Figure 3. 1st row: “high-resolution” image from the retrospective testing set (third column) is a breath-hold electrocardiogram (ECG)-gated phase-contrast (PC) scan with a 192 × 192 matrix, 75% of phase-encoding (PE) lines collected, asymmetric echo = 33%. A “low-resolution” image (first column) is obtained from a k-space that contains only 25% of PE lines. KREST is applied to the low-resolution images to restore the k-space and enhance the spatial resolution (second column). 2nd row: phase difference / π × velocity encoding (VENC = 300 cm/s). 3rd row: k-spaces. Errors in last column.
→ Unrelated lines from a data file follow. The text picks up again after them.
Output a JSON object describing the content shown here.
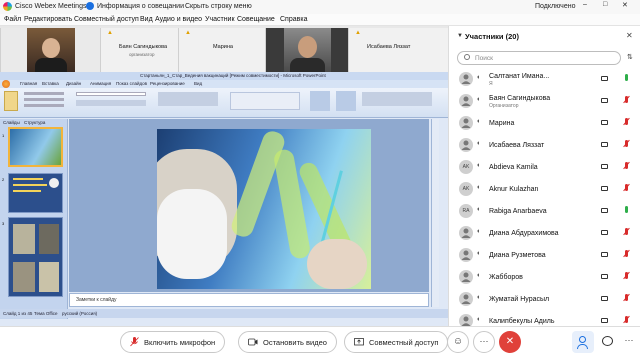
{
  "app": {
    "title": "Cisco Webex Meetings",
    "meeting_info": "Информация о совещании",
    "hide_menu": "Скрыть строку меню",
    "connection": "Подключено"
  },
  "menu": [
    "Файл",
    "Редактировать",
    "Совместный доступ",
    "Вид",
    "Аудио и видео",
    "Участник",
    "Совещание",
    "Справка"
  ],
  "thumbnails": [
    {
      "name": "",
      "role": ""
    },
    {
      "name": "Баян Сагиндыкова",
      "role": "организатор"
    },
    {
      "name": "Марина",
      "role": ""
    },
    {
      "name": "",
      "role": ""
    },
    {
      "name": "Исабаева Ляззат",
      "role": ""
    }
  ],
  "ppt": {
    "title": "Стартаньян_1_Стар_Ведения вакцинаций [Режим совместимости] - Microsoft PowerPoint",
    "tabs": [
      "Главная",
      "Вставка",
      "Дизайн",
      "Анимация",
      "Показ слайдов",
      "Рецензирование",
      "Вид"
    ],
    "notes": "Заметки к слайду",
    "status": "Слайд 1 из 45",
    "theme": "Тема Office",
    "lang": "русский (Россия)",
    "slides_tab": "Слайды",
    "outline_tab": "Структура",
    "slide_numbers": [
      "1",
      "2",
      "3"
    ]
  },
  "participants": {
    "header": "Участники (20)",
    "search_placeholder": "Поиск",
    "list": [
      {
        "name": "Салтанат Имана...",
        "role": "Я",
        "initials": "",
        "mic_muted": false
      },
      {
        "name": "Баян Сагиндыкова",
        "role": "Организатор",
        "initials": "",
        "mic_muted": true
      },
      {
        "name": "Марина",
        "role": "",
        "initials": "",
        "mic_muted": true
      },
      {
        "name": "Исабаева Ляззат",
        "role": "",
        "initials": "",
        "mic_muted": true
      },
      {
        "name": "Abdieva Kamila",
        "role": "",
        "initials": "AK",
        "mic_muted": true
      },
      {
        "name": "Aknur Kulazhan",
        "role": "",
        "initials": "AK",
        "mic_muted": true
      },
      {
        "name": "Rabiga Anarbaeva",
        "role": "",
        "initials": "RA",
        "mic_muted": false
      },
      {
        "name": "Диана Абдурахимова",
        "role": "",
        "initials": "",
        "mic_muted": true
      },
      {
        "name": "Диана Рузметова",
        "role": "",
        "initials": "",
        "mic_muted": true
      },
      {
        "name": "Жабборов",
        "role": "",
        "initials": "",
        "mic_muted": true
      },
      {
        "name": "Жуматай Нурасыл",
        "role": "",
        "initials": "",
        "mic_muted": true
      },
      {
        "name": "Калипбекулы Адиль",
        "role": "",
        "initials": "",
        "mic_muted": true
      }
    ]
  },
  "controls": {
    "mic": "Включить микрофон",
    "video": "Остановить видео",
    "share": "Совместный доступ"
  },
  "colors": {
    "accent": "#1a6fe0",
    "muted_red": "#d82b2b",
    "end_red": "#e0413a",
    "mic_green": "#2eae4a"
  }
}
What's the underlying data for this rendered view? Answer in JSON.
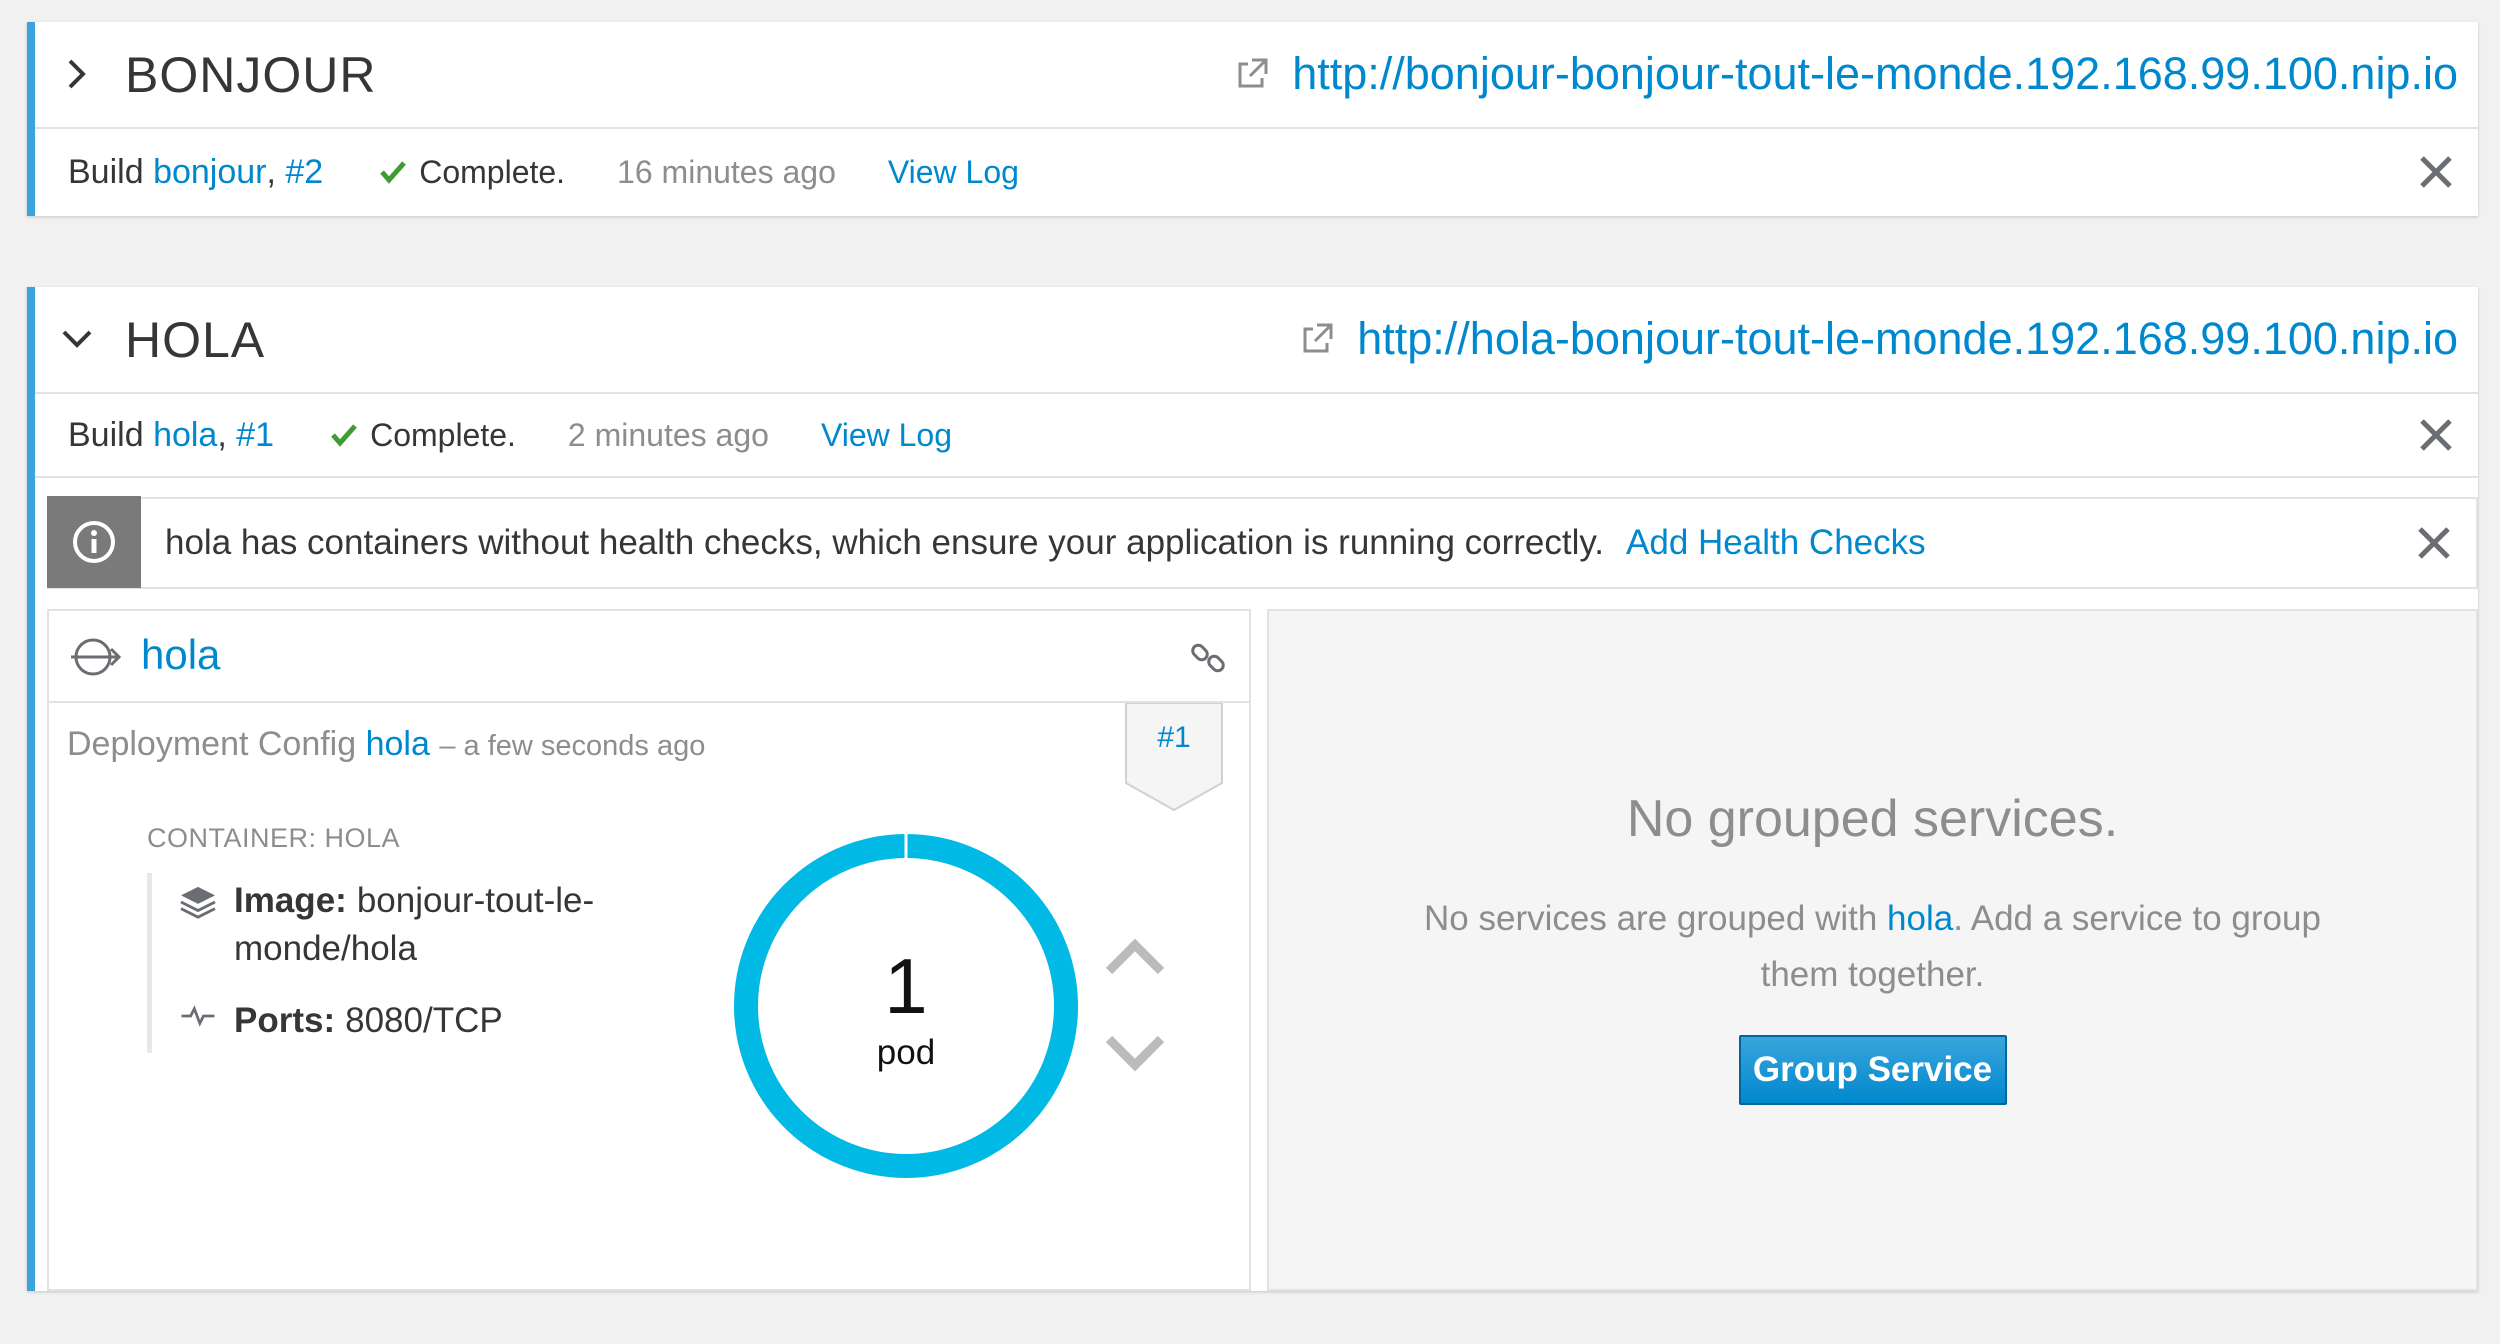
{
  "apps": {
    "bonjour": {
      "name": "BONJOUR",
      "route": "http://bonjour-bonjour-tout-le-monde.192.168.99.100.nip.io",
      "build": {
        "prefix": "Build",
        "name": "bonjour",
        "number": "#2",
        "status": "Complete.",
        "time": "16 minutes ago",
        "view_log": "View Log"
      }
    },
    "hola": {
      "name": "HOLA",
      "route": "http://hola-bonjour-tout-le-monde.192.168.99.100.nip.io",
      "build": {
        "prefix": "Build",
        "name": "hola",
        "number": "#1",
        "status": "Complete.",
        "time": "2 minutes ago",
        "view_log": "View Log"
      },
      "alert": {
        "message": "hola has containers without health checks, which ensure your application is running correctly.",
        "action": "Add Health Checks"
      },
      "deployment": {
        "name": "hola",
        "config_label": "Deployment Config",
        "config_name": "hola",
        "config_time": "– a few seconds ago",
        "badge": "#1",
        "container_label": "CONTAINER: HOLA",
        "image_label": "Image:",
        "image_value_1": "bonjour-tout-le-",
        "image_value_2": "monde/hola",
        "ports_label": "Ports:",
        "ports_value": "8080/TCP",
        "pod_count": "1",
        "pod_unit": "pod"
      },
      "services": {
        "title": "No grouped services.",
        "desc_before": "No services are grouped with",
        "desc_link": "hola",
        "desc_after": ". Add a service to group them together.",
        "button": "Group Service"
      }
    }
  },
  "colors": {
    "accent": "#39a5dc",
    "link": "#0088ce",
    "donut": "#00b9e4",
    "success": "#3f9c35"
  }
}
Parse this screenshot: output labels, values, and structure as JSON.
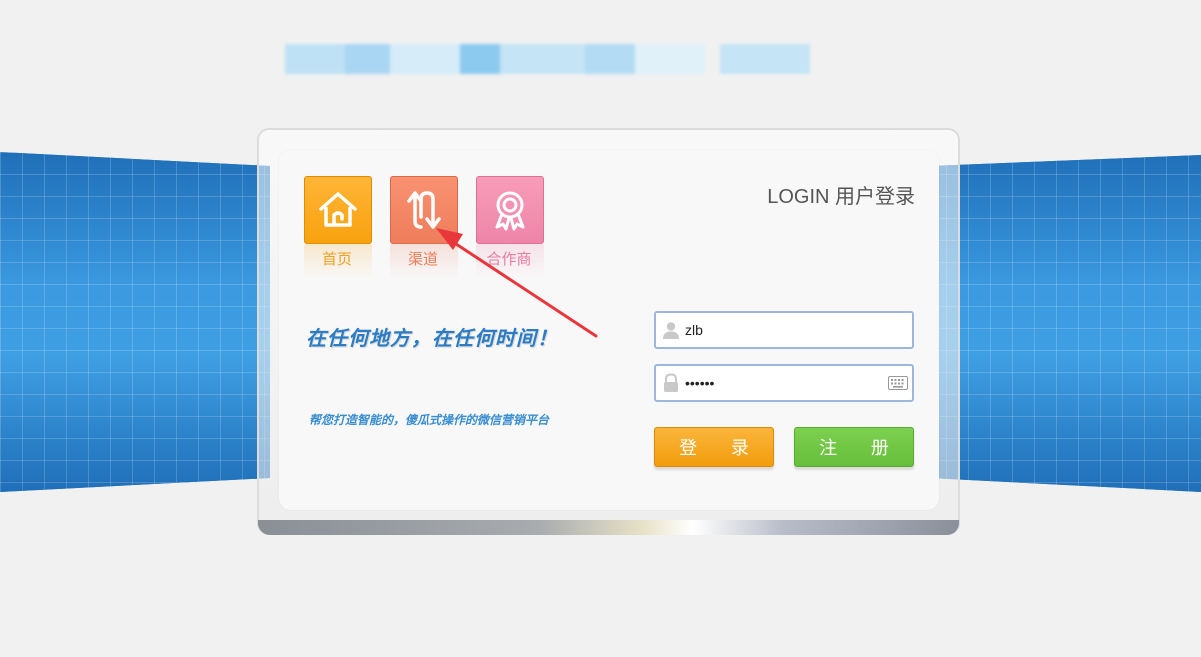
{
  "header": {
    "logo_text": "",
    "logo_colors": [
      "#bfe1f5",
      "#a9d6f2",
      "#d6ecf8",
      "#8ccaef",
      "#c5e4f6",
      "#b3dbf4",
      "#e0f1fa",
      "#9fd2f1"
    ]
  },
  "nav": {
    "items": [
      {
        "label": "首页",
        "icon": "home-icon",
        "color": "#f7a20f"
      },
      {
        "label": "渠道",
        "icon": "channel-arrows-icon",
        "color": "#ee7d5b"
      },
      {
        "label": "合作商",
        "icon": "award-ribbon-icon",
        "color": "#ee85a8"
      }
    ]
  },
  "login": {
    "title": "LOGIN 用户登录",
    "username_value": "zlb",
    "password_value": "••••••",
    "login_button": "登 录",
    "register_button": "注 册"
  },
  "slogan": {
    "main": "在任何地方，在任何时间！",
    "sub": "帮您打造智能的，傻瓜式操作的微信营销平台"
  },
  "annotation": {
    "arrow_color": "#e8363b"
  },
  "theme": {
    "band_color": "#2e86cf",
    "orange": "#f29d0d",
    "green": "#66bf3a",
    "field_border": "#9bb7dd"
  }
}
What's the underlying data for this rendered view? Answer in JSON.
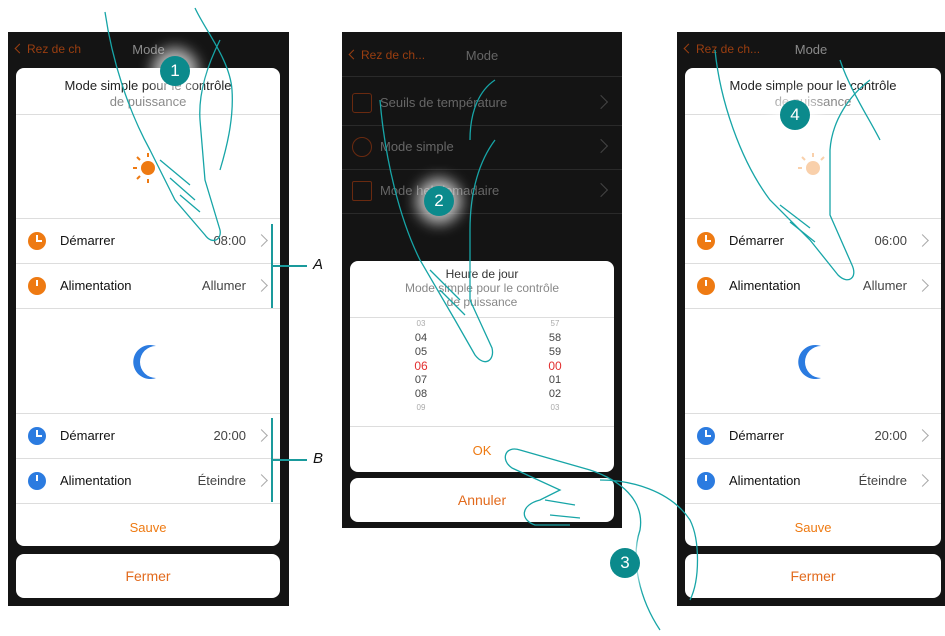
{
  "colors": {
    "accent_orange": "#ee7a12",
    "accent_blue": "#2b7be0",
    "teal": "#0b8a8c",
    "picker_selected": "#e23030"
  },
  "screen1": {
    "back_label": "Rez de ch",
    "title": "Mode",
    "card_title_line1": "Mode simple pour le contrôle",
    "card_title_line2": "de puissance",
    "day_rows": [
      {
        "label": "Démarrer",
        "value": "08:00",
        "icon": "clock-icon"
      },
      {
        "label": "Alimentation",
        "value": "Allumer",
        "icon": "power-icon"
      }
    ],
    "night_rows": [
      {
        "label": "Démarrer",
        "value": "20:00",
        "icon": "clock-icon"
      },
      {
        "label": "Alimentation",
        "value": "Éteindre",
        "icon": "power-icon"
      }
    ],
    "save_label": "Sauve",
    "close_label": "Fermer"
  },
  "screen2": {
    "back_label": "Rez de ch...",
    "title": "Mode",
    "menu_items": [
      {
        "label": "Seuils de température",
        "icon": "thermometer-icon"
      },
      {
        "label": "Mode simple",
        "icon": "check-circle-icon"
      },
      {
        "label": "Mode hebdomadaire",
        "icon": "calendar-icon"
      }
    ],
    "dialog_title": "Heure de jour",
    "dialog_sub_line1": "Mode simple pour le contrôle",
    "dialog_sub_line2": "de puissance",
    "hours": [
      "03",
      "04",
      "05",
      "06",
      "07",
      "08",
      "09"
    ],
    "minutes": [
      "57",
      "58",
      "59",
      "00",
      "01",
      "02",
      "03"
    ],
    "selected_hour": "06",
    "selected_minute": "00",
    "ok_label": "OK",
    "cancel_label": "Annuler"
  },
  "screen3": {
    "back_label": "Rez de ch...",
    "title": "Mode",
    "card_title_line1": "Mode simple pour le contrôle",
    "card_title_line2": "de puissance",
    "day_rows": [
      {
        "label": "Démarrer",
        "value": "06:00",
        "icon": "clock-icon"
      },
      {
        "label": "Alimentation",
        "value": "Allumer",
        "icon": "power-icon"
      }
    ],
    "night_rows": [
      {
        "label": "Démarrer",
        "value": "20:00",
        "icon": "clock-icon"
      },
      {
        "label": "Alimentation",
        "value": "Éteindre",
        "icon": "power-icon"
      }
    ],
    "save_label": "Sauve",
    "close_label": "Fermer"
  },
  "annotations": {
    "step1": "1",
    "step2": "2",
    "step3": "3",
    "step4": "4",
    "bracket_a": "A",
    "bracket_b": "B"
  }
}
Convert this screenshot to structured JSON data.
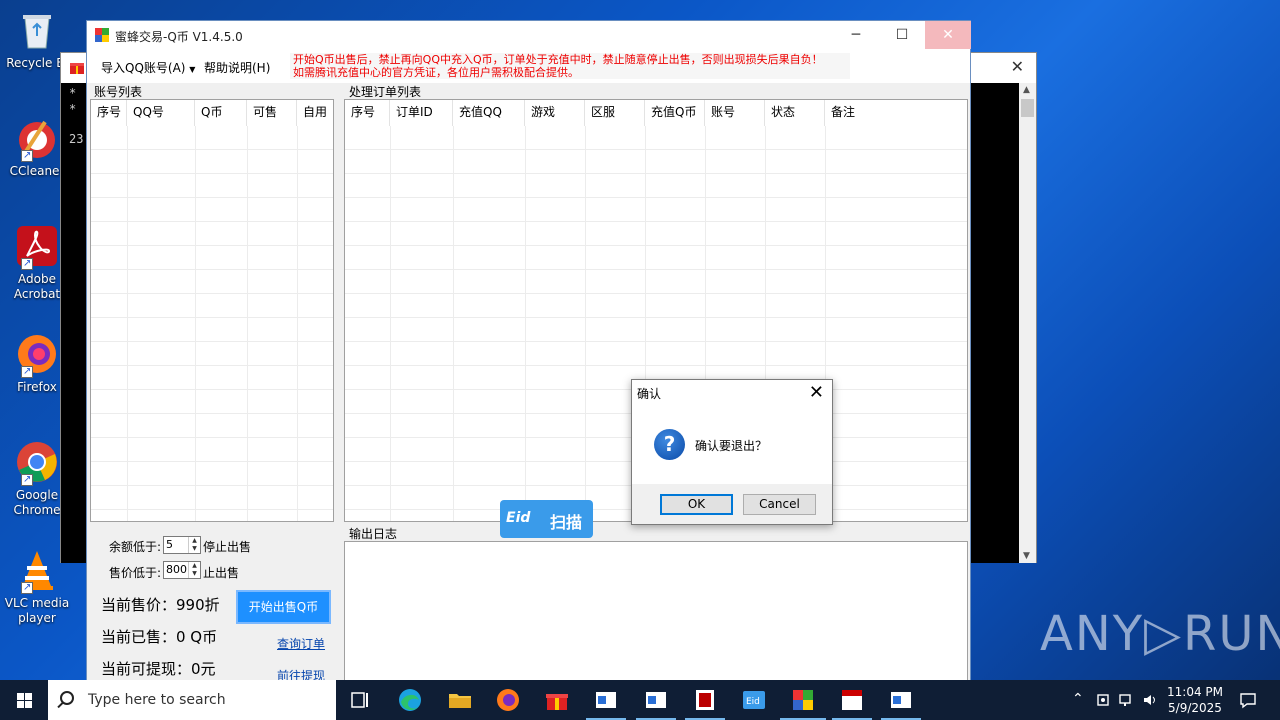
{
  "desktop": {
    "icons": [
      {
        "label": "Recycle Bin",
        "shown": "Recycle Bi"
      },
      {
        "label": "CCleaner"
      },
      {
        "label": "Adobe Acrobat"
      },
      {
        "label": "Firefox"
      },
      {
        "label": "Google Chrome"
      },
      {
        "label": "VLC media player"
      }
    ]
  },
  "console": {
    "lines": [
      "*",
      "*",
      "23:"
    ]
  },
  "app": {
    "title": "蜜蜂交易-Q币 V1.4.5.0",
    "menu": {
      "import_qq": "导入QQ账号(A)",
      "help": "帮助说明(H)"
    },
    "warning_line1": "开始Q币出售后，禁止再向QQ中充入Q币，订单处于充值中时，禁止随意停止出售，否则出现损失后果自负！",
    "warning_line2": "如需腾讯充值中心的官方凭证，各位用户需积极配合提供。",
    "account_list": {
      "label": "账号列表",
      "columns": [
        "序号",
        "QQ号",
        "Q币",
        "可售",
        "自用"
      ]
    },
    "order_list": {
      "label": "处理订单列表",
      "columns": [
        "序号",
        "订单ID",
        "充值QQ",
        "游戏",
        "区服",
        "充值Q币",
        "账号",
        "状态",
        "备注"
      ]
    },
    "controls": {
      "balance_label": "余额低于:",
      "balance_value": "5",
      "balance_suffix": "停止出售",
      "price_label": "售价低于:",
      "price_value": "800",
      "price_suffix": "止出售",
      "current_price": "当前售价：990折",
      "current_sold": "当前已售：0 Q币",
      "withdrawable": "当前可提现：0元",
      "start_button": "开始出售Q币",
      "query_orders": "查询订单",
      "go_withdraw": "前往提现"
    },
    "log": {
      "label": "输出日志"
    }
  },
  "eid_widget": {
    "logo": "Eid",
    "label": "扫描"
  },
  "dialog": {
    "title": "确认",
    "message": "确认要退出？",
    "ok": "OK",
    "cancel": "Cancel"
  },
  "watermark": "ANY▷RUN",
  "taskbar": {
    "search_placeholder": "Type here to search",
    "clock_time": "11:04 PM",
    "clock_date": "5/9/2025"
  },
  "colors": {
    "warning_text": "#ee0000",
    "start_button": "#1e90ff",
    "eid_widget": "#3a9bea",
    "taskbar": "#0f1e35"
  }
}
Figure 4. Prospective breath-hold electrocardiogram-gated phase-contrast scan with a 192 × 192 matrix and 1.9 × 1.9 mm2 resolution. Phase-encoding (PE) truncation at 25% (first column) and 80% (third column) resulted in 48 and 154 PE lines. With GRAPPA rate = 2 and ACS lines = 24, total collected lines were 89 and 36, equivalent to 2.2-fold and 5.3-fold acceleration rates. KREST was applied to blurry 5.3-fold images to obtain 5.3-fold KREST-enhanced (2nd column). 1st row: magnitude of velocity-compensated image. 2nd row: aortic blood velocity. 3rd row: k-spaces. Errors in last column.


Figure 5. First, the aortic wall vessel was segmented in each cardiac frame. Mean velocity per frame was the average within the segmented region. Profiles were drawn across the wall vessel in the cardiac frame where peak mean velocity (PMV) occurs. Sharpness is the slope of a fitted sigmoid. (A) Sharpness and PMV error as a function of collected phase-encoding (PE) lines in the retrospective test suggest a PE truncation of ~30% is the maximum allowed. (B) 5.3-fold KREST-enhancement improves sharpness and provides accurate PMV measures of in breath-hold ECG PC.